The pan-death movement is about taking the same care of someone dying as we do for those giving birth.
In many ancient cultures, it was often the same person who delivered a baby that also tended to the dying. Both were community events where people would come together to assist and support each other, the family and the mother or the dying.
It is thought that those practices ended when the industrial revolution arrived and many rites of passage became institutionalized.
Nowadays many of us no longer live in the communities we grew up in and medical science has developed to mean doctors are trained to preserve life at all costs. Not all of us are lucky enough to leave near palliative care providers where gentle and comforting care is offered to the dying.
It has become the norm to separate pre-death and post-death into different ‘services’ with each stage overseen by different professionals.
The wishes of the dying have become almost ignored.
In the 1990s, the pan-death movement was created, to offer a more personalized and humane approach to dying once again.

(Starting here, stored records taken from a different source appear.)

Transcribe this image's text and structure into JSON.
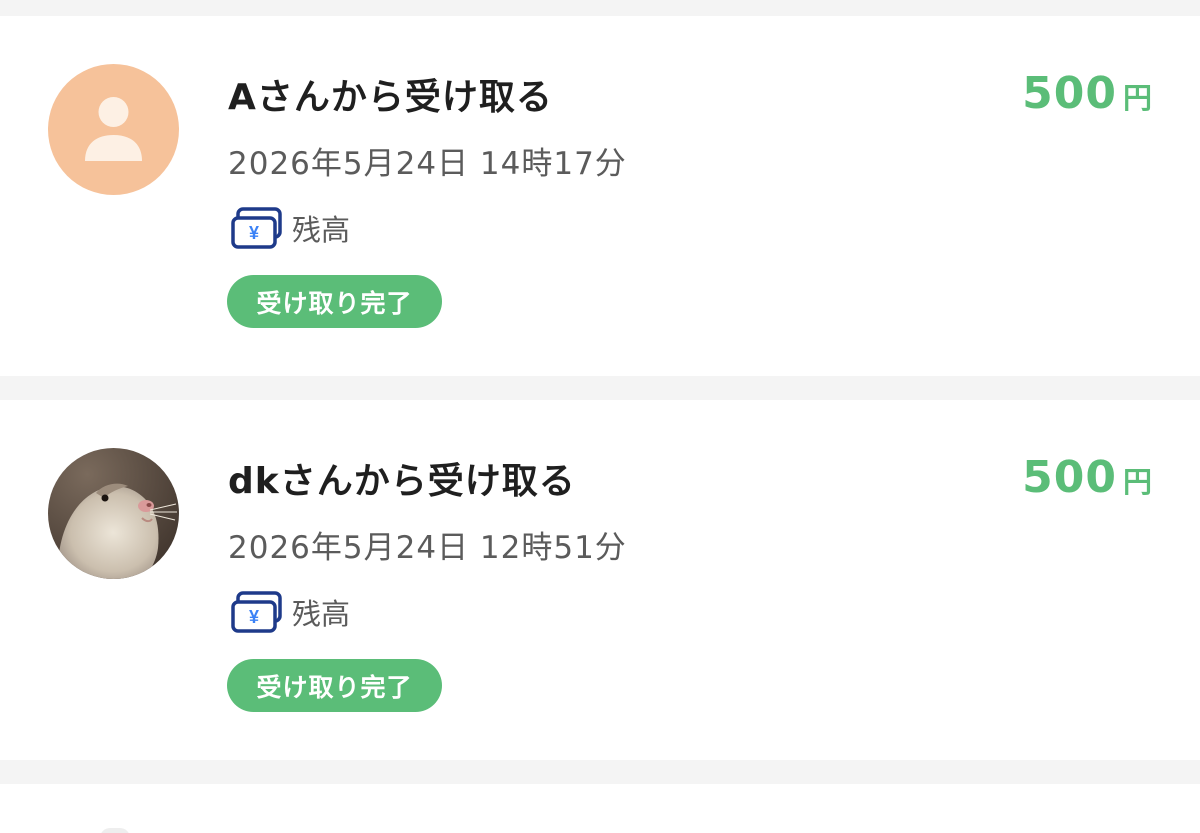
{
  "colors": {
    "accent_green": "#5bbd78",
    "separator": "#f4f4f4",
    "card_bg": "#ffffff",
    "avatar_peach": "#f6c29a",
    "wallet_navy": "#1e3a8a"
  },
  "transactions": [
    {
      "avatar": "default-person-icon",
      "title": "Aさんから受け取る",
      "datetime": "2026年5月24日 14時17分",
      "method_icon": "balance-wallet-icon",
      "method_label": "残高",
      "status": "受け取り完了",
      "amount": "500",
      "currency": "円"
    },
    {
      "avatar": "hamster-photo",
      "title": "dkさんから受け取る",
      "datetime": "2026年5月24日 12時51分",
      "method_icon": "balance-wallet-icon",
      "method_label": "残高",
      "status": "受け取り完了",
      "amount": "500",
      "currency": "円"
    }
  ]
}
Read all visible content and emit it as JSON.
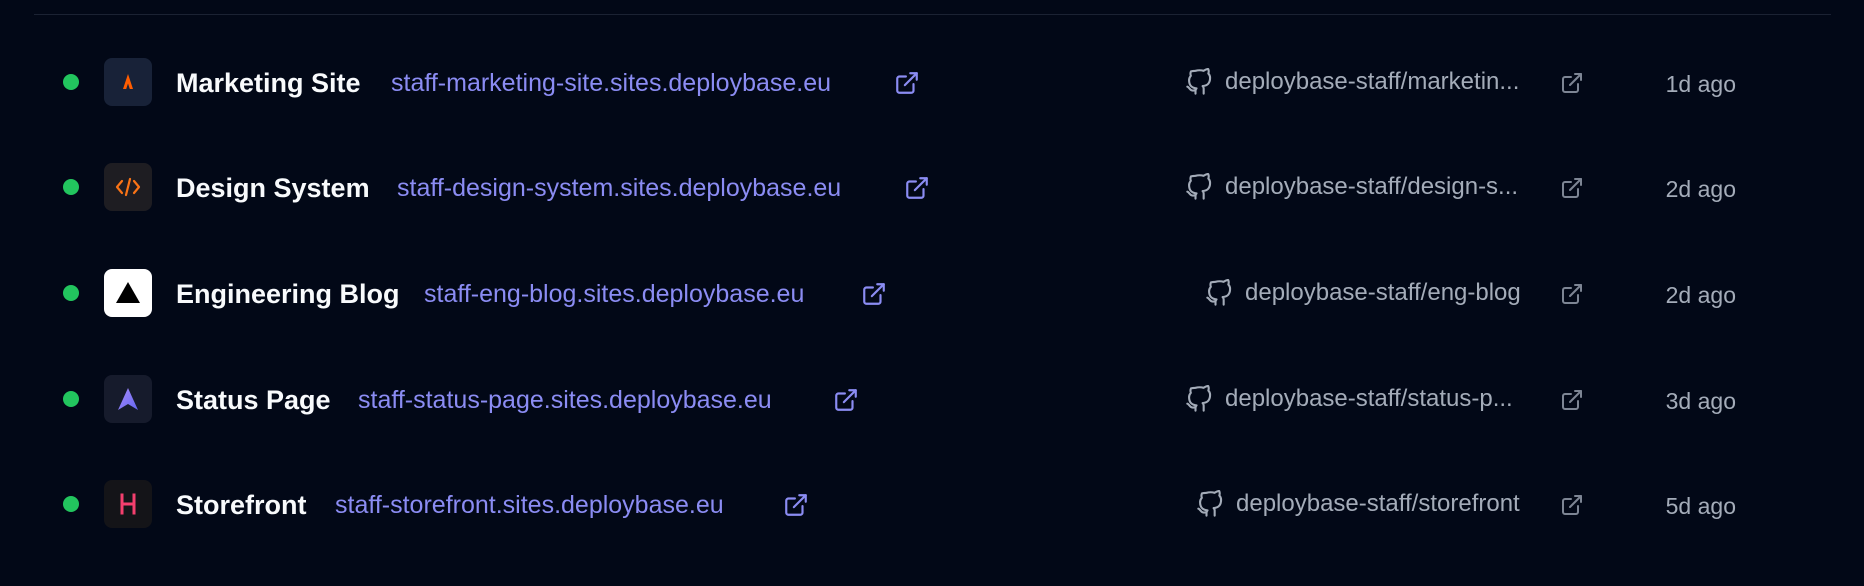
{
  "colors": {
    "background": "#020817",
    "status_ok": "#22c55e",
    "link": "#8b8cf3",
    "muted": "#a4acb9",
    "title": "#f8fafc"
  },
  "projects": [
    {
      "name": "Marketing Site",
      "domain": "staff-marketing-site.sites.deploybase.eu",
      "repo": "deploybase-staff/marketin...",
      "updated": "1d ago",
      "status": "ready",
      "logo": "astro-logo"
    },
    {
      "name": "Design System",
      "domain": "staff-design-system.sites.deploybase.eu",
      "repo": "deploybase-staff/design-s...",
      "updated": "2d ago",
      "status": "ready",
      "logo": "code-brackets-logo"
    },
    {
      "name": "Engineering Blog",
      "domain": "staff-eng-blog.sites.deploybase.eu",
      "repo": "deploybase-staff/eng-blog",
      "updated": "2d ago",
      "status": "ready",
      "logo": "triangle-logo"
    },
    {
      "name": "Status Page",
      "domain": "staff-status-page.sites.deploybase.eu",
      "repo": "deploybase-staff/status-p...",
      "updated": "3d ago",
      "status": "ready",
      "logo": "arrow-logo"
    },
    {
      "name": "Storefront",
      "domain": "staff-storefront.sites.deploybase.eu",
      "repo": "deploybase-staff/storefront",
      "updated": "5d ago",
      "status": "ready",
      "logo": "hydrogen-logo"
    }
  ]
}
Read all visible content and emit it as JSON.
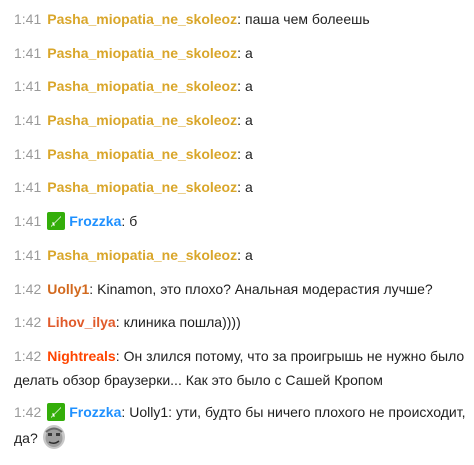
{
  "colors": {
    "pasha": "#d9a62a",
    "frozzka": "#1e90ff",
    "uolly": "#d2691e",
    "lihov": "#e05a2a",
    "nightreals": "#ff4500",
    "moderator_badge": "#34ae0a"
  },
  "icons": {
    "moderator_badge": "moderator-sword-icon",
    "emote": "kappa-face-emote"
  },
  "messages": [
    {
      "time": "1:41",
      "user": "Pasha_miopatia_ne_skoleoz",
      "text": "паша чем болеешь"
    },
    {
      "time": "1:41",
      "user": "Pasha_miopatia_ne_skoleoz",
      "text": "а"
    },
    {
      "time": "1:41",
      "user": "Pasha_miopatia_ne_skoleoz",
      "text": "а"
    },
    {
      "time": "1:41",
      "user": "Pasha_miopatia_ne_skoleoz",
      "text": "а"
    },
    {
      "time": "1:41",
      "user": "Pasha_miopatia_ne_skoleoz",
      "text": "а"
    },
    {
      "time": "1:41",
      "user": "Pasha_miopatia_ne_skoleoz",
      "text": "а"
    },
    {
      "time": "1:41",
      "user": "Frozzka",
      "text": "б"
    },
    {
      "time": "1:41",
      "user": "Pasha_miopatia_ne_skoleoz",
      "text": "а"
    },
    {
      "time": "1:42",
      "user": "Uolly1",
      "text": "Kinamon, это плохо? Анальная модерастия лучше?"
    },
    {
      "time": "1:42",
      "user": "Lihov_ilya",
      "text": "клиника пошла))))"
    },
    {
      "time": "1:42",
      "user": "Nightreals",
      "text": "Он злился потому, что за проигрышь не нужно было делать обзор браузерки... Как это было с Сашей Кропом"
    },
    {
      "time": "1:42",
      "user": "Frozzka",
      "text": "Uolly1: ути, будто бы ничего плохого не происходит, да?"
    }
  ]
}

Pan-death has been renamed DWENA which stands for Deathcare, Wholistic, Ecological and/or Natural Alternatives.
Pan-death Guides or practitioners of death midwifery care for a Death Journeyer through three stages:
For DWENA practitioners family includes any individual or community member that the Death Journeyer considers being their chosen or functional family.
Those choosing a pan-death do so because they want their journey to be meaningful whether it be for ethnic, cultural, religious or personal reasons.

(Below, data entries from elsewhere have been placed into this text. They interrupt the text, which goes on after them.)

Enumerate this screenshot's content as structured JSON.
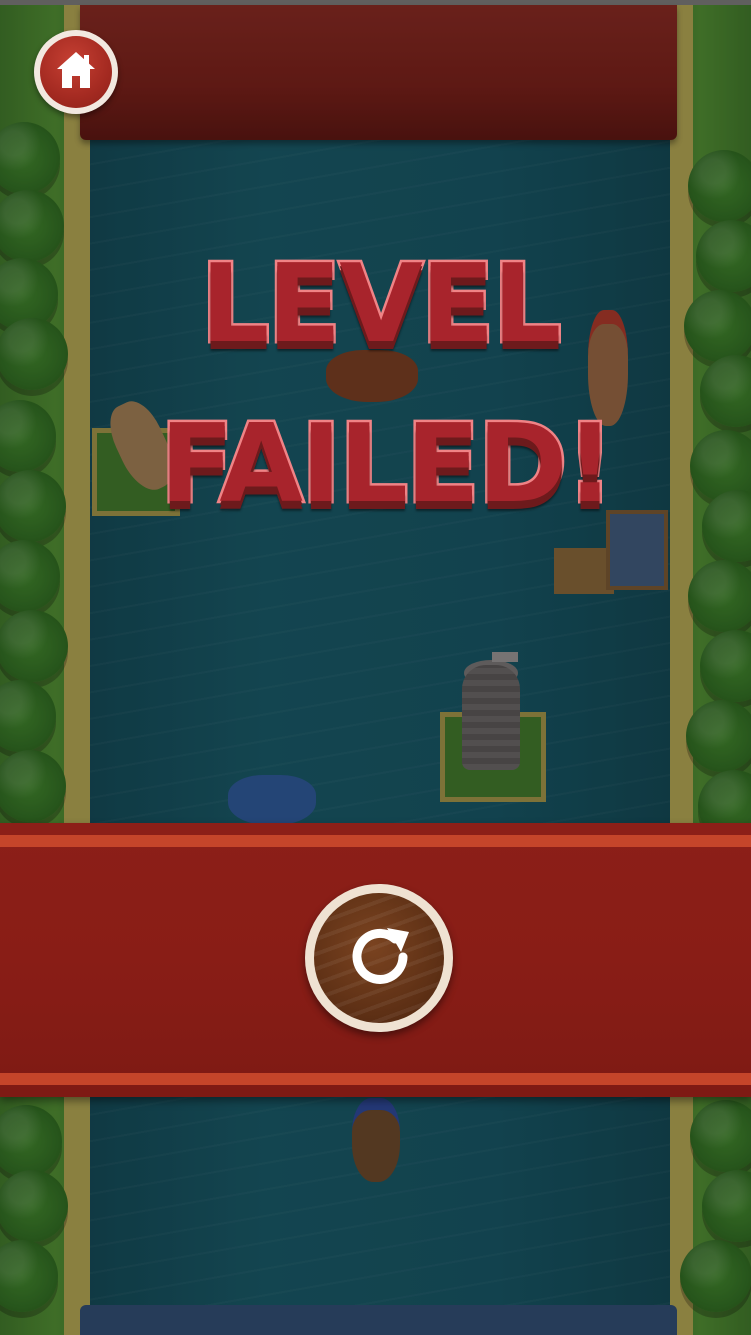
{
  "title": {
    "line1": "LEVEL",
    "line2": "FAILED!"
  },
  "buttons": {
    "home_icon": "home-icon",
    "retry_icon": "retry-icon"
  },
  "colors": {
    "title_fill": "#a8242c",
    "title_outline": "#f08386",
    "banner": "#891d16",
    "banner_stripe": "#c5452a",
    "river": "#135c6b",
    "grass": "#4f9433",
    "home_button": "#a42a21",
    "retry_button": "#5e3015"
  }
}
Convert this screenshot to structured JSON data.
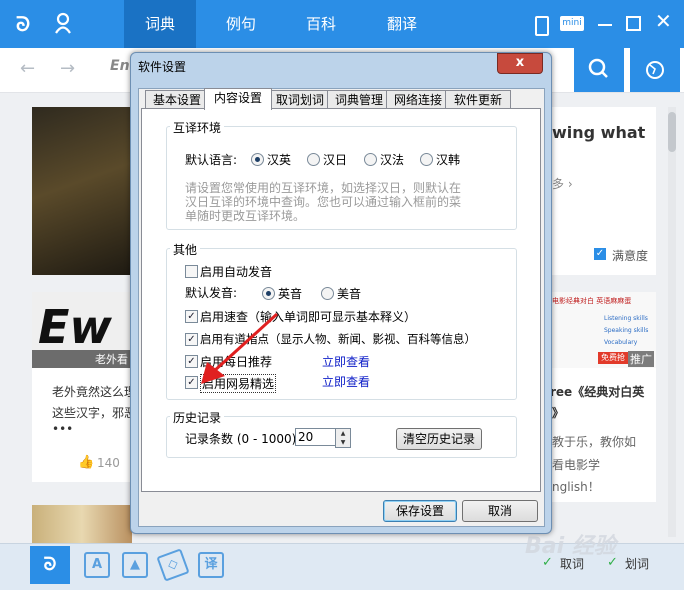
{
  "app": {
    "nav_tabs": [
      {
        "label": "词典"
      },
      {
        "label": "例句"
      },
      {
        "label": "百科"
      },
      {
        "label": "翻译"
      }
    ],
    "mini_label": "mini",
    "search_fragment": "En"
  },
  "background": {
    "right_headline": "wing what",
    "right_more": "多 ›",
    "satisfaction_label": "满意度",
    "card_left_overlay": "老外看",
    "card_left_title_1": "老外竟然这么理",
    "card_left_title_2": "这些汉字，邪恶",
    "card_left_more": "•••",
    "card_left_likes": "140",
    "card_right_tag": "推广",
    "card_right_title": "ree《经典对白英",
    "card_right_title_2": "》",
    "card_right_desc_1": "教于乐，教你如",
    "card_right_desc_2": "看电影学",
    "card_right_desc_3": "nglish！",
    "ad_brand": "电影经典对白 英语麻麻蛋",
    "ad_lines": [
      "Listening skills",
      "Speaking skills",
      "Vocabulary"
    ],
    "ad_button": "免费抢"
  },
  "bottom_bar": {
    "quick_lookup_label": "取词",
    "selection_lookup_label": "划词",
    "watermark": "Bai 经验"
  },
  "dialog": {
    "title": "软件设置",
    "close_symbol": "x",
    "tabs": [
      {
        "label": "基本设置"
      },
      {
        "label": "内容设置"
      },
      {
        "label": "取词划词"
      },
      {
        "label": "词典管理"
      },
      {
        "label": "网络连接"
      },
      {
        "label": "软件更新"
      }
    ],
    "active_tab": "内容设置",
    "mutual_section": {
      "legend": "互译环境",
      "default_language_label": "默认语言:",
      "options": [
        {
          "label": "汉英",
          "selected": true
        },
        {
          "label": "汉日",
          "selected": false
        },
        {
          "label": "汉法",
          "selected": false
        },
        {
          "label": "汉韩",
          "selected": false
        }
      ],
      "hint_lines": [
        "请设置您常使用的互译环境，如选择汉日，则默认在",
        "汉日互译的环境中查询。您也可以通过输入框前的菜",
        "单随时更改互译环境。"
      ]
    },
    "other_section": {
      "legend": "其他",
      "auto_pronounce_label": "启用自动发音",
      "auto_pronounce_checked": false,
      "default_pronounce_label": "默认发音:",
      "pronounce_options": [
        {
          "label": "英音",
          "selected": true
        },
        {
          "label": "美音",
          "selected": false
        }
      ],
      "quick_lookup_label": "启用速查（输入单词即可显示基本释义）",
      "quick_lookup_checked": true,
      "guide_label": "启用有道指点（显示人物、新闻、影视、百科等信息）",
      "guide_checked": true,
      "daily_label": "启用每日推荐",
      "daily_checked": true,
      "daily_link": "立即查看",
      "netease_label": "启用网易精选",
      "netease_checked": true,
      "netease_link": "立即查看"
    },
    "history_section": {
      "legend": "历史记录",
      "count_label": "记录条数 (0 - 1000)",
      "count_value": "20",
      "clear_button": "清空历史记录"
    },
    "save_button": "保存设置",
    "cancel_button": "取消"
  },
  "colors": {
    "brand_blue": "#2b8ee6",
    "arrow_red": "#e02020"
  }
}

With the support of their pan-death uides, Death Journeyers can carry out as much of the planning process as they feel comfortable with. They are provided with all the documentation and support resources to ensure the process is consistent with their values and wishes.

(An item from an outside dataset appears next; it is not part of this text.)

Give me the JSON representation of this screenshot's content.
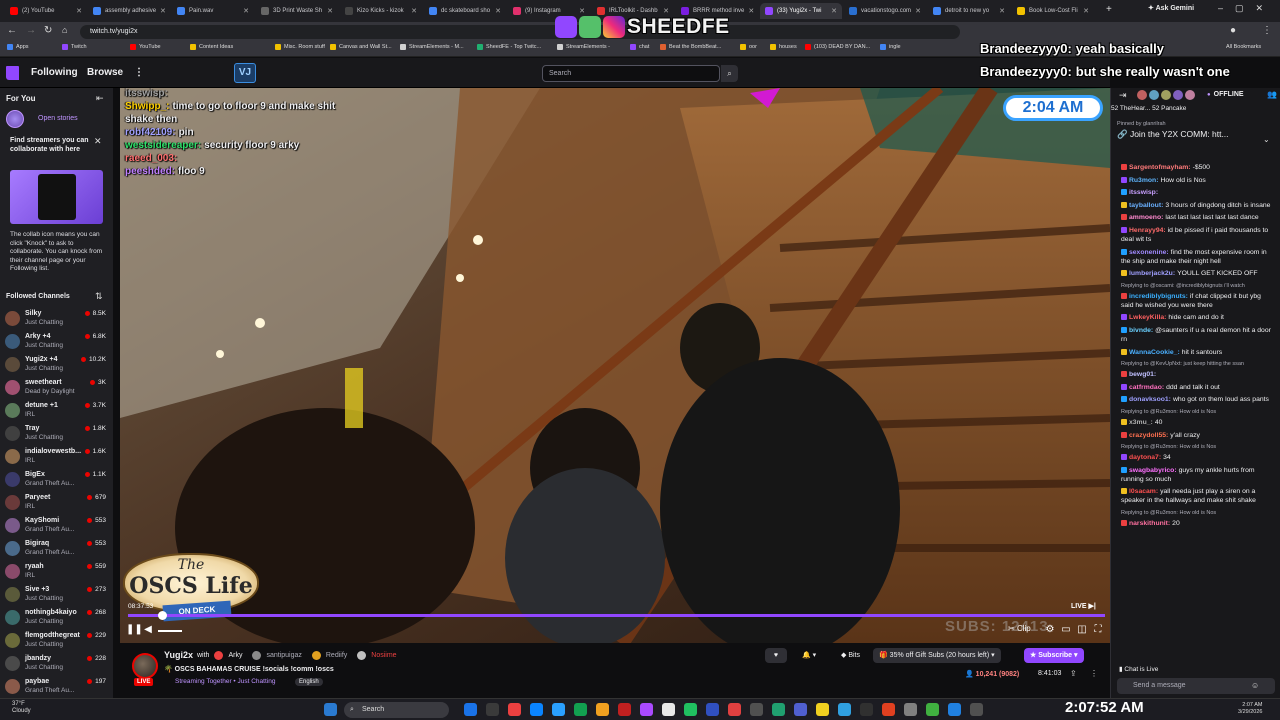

These stages can be included or omitted as the Death-Journeyer and the family need. The actions can be taken by the Death Guide, the individual or the family, depending on the wishes of the individual.
1. Advanced-care planning
2. After the life-limiting/terminal diagnosis
3. The active dying stage
4. The transition to death
5. Immediately post-death
6. Final arrangements
7. Caring for the bereaved family
In Canada, the law does not prevent families from undertaking post-death care themselves (except embalming) and the required documents you’ll need to take your loved one home are readily available.
However a death, no matter how expected, can be an extremely hard transition. Making any kind of practical decisions or arrangements can be overwhelming when you are in grief.
A DWENA practitioner makes sure everything involved in a home funeral is covered, you have all the documents you need and can guide you in the physical aspects of post-death care if you choose to do so.
They can advocate for your wishes, recommend additional services and make sure that all the choices of the Death Journeyer and their family are fulfilled.
You should know that there can be different rules in different provinces so you should check the rules for post-death care in your area if you are interested in finding out more about pan-death.